On devine que les paroles de la reine, la présence de celui auquel elles s'adressaient, ne firent que redoubler la curiosité.

Un frémissement courut dans tout l'auditoire.

Charny, le front couvert de sueur, eût donné un an de sa vie pour être encore dans l'Inde.

– Voici le fait, poursuivit la reine : Deux dames que je connais étaient attardées, embarrassées dans une foule. Elles couraient un danger réel, un grand danger. M. de Charny passait en ce moment, par hasard ou plutôt par bonheur ; il écarta la foule et prit, sans les connaître et quoiqu'il fût difficile de reconnaître leur rang, il prit les deux dames sous sa protection, les accompagna fort loin... à dix lieues de Paris, je crois.

– Oh ! Votre Majesté exagère, dit en riant Charny rassuré par le tour qu'avait pris la narration.

– Voyons, mettons cinq lieues et n'en parlons plus, interrompit le comte d'Artois, se mêlant soudain à la conversation.

– Soit, mon frère, continua la reine ; mais ce qu'il y eut de plus beau, c'est que M. de Charny ne chercha même pas à savoir le nom des deux dames auxquelles il avait rendu ce service, c'est qu'il les déposa à l'endroit qu'elles lui indiquèrent, c'est qu'il s'éloigna sans retourner la tête, de sorte qu'elles échappèrent de ses mains protectrices sans avoir été inquiétées un seul instant.

On se récria, on admira ; Charny fut complimenté par vingt femmes à la fois.

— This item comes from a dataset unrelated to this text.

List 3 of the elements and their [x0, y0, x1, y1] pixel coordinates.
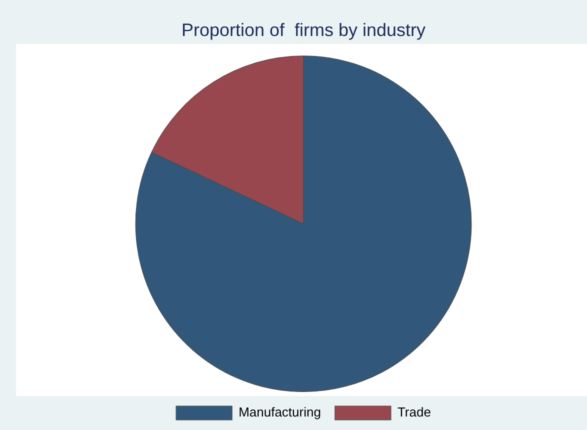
legend-label: Manufacturing	[238, 404, 321, 420]
chart-title: Proportion of firms by industry	[181, 20, 426, 40]
legend-label: Trade	[397, 404, 431, 420]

– C'est beau, n'est-ce pas ? acheva la reine ; un chevalier de la Table Ronde n'eût pas fait mieux.

– C'est superbe ! s'écria le chœur.

– Monsieur de Charny, continua la reine, le roi est occupé sans doute de récompenser M. de Suffren, votre oncle ; moi, de mon côté, je voudrais bien faire quelque chose pour le neveu de ce grand homme.

Elle lui tendit la main.

Et tandis que Charny, pâle de joie, y collait ses lèvres, Philippe, pâle de douleur, s'ensevelissait dans les amples rideaux du salon.

Andrée avait aussi pâli, et cependant elle ne pouvait deviner tout ce que souffrait son frère.

La voix de M. le comte d'Artois rompit cette scène, qui eût été si curieuse pour un observateur.

– Ah ! mon frère de Provence, dit-il tout haut, arrivez donc, monsieur, arrivez donc ; vous avez manqué un beau spectacle, la réception de M. de Suffren. En vérité, c'était un moment que n'oublieront jamais les cœurs français ! Comment diable avez-vous manqué cela, vous, mon frère, l'homme exact par excellence ?

Monsieur pinça ses lèvres, salua distraitement la reine, et répondit une banalité.

Puis, tout bas, à M. de Favras, son capitaine des gardes :

– Comment se fait-il qu'il soit à Versailles ?

– Eh ! monseigneur, répliqua celui-ci, je me le demande depuis une heure et ne l'ai point encore compris.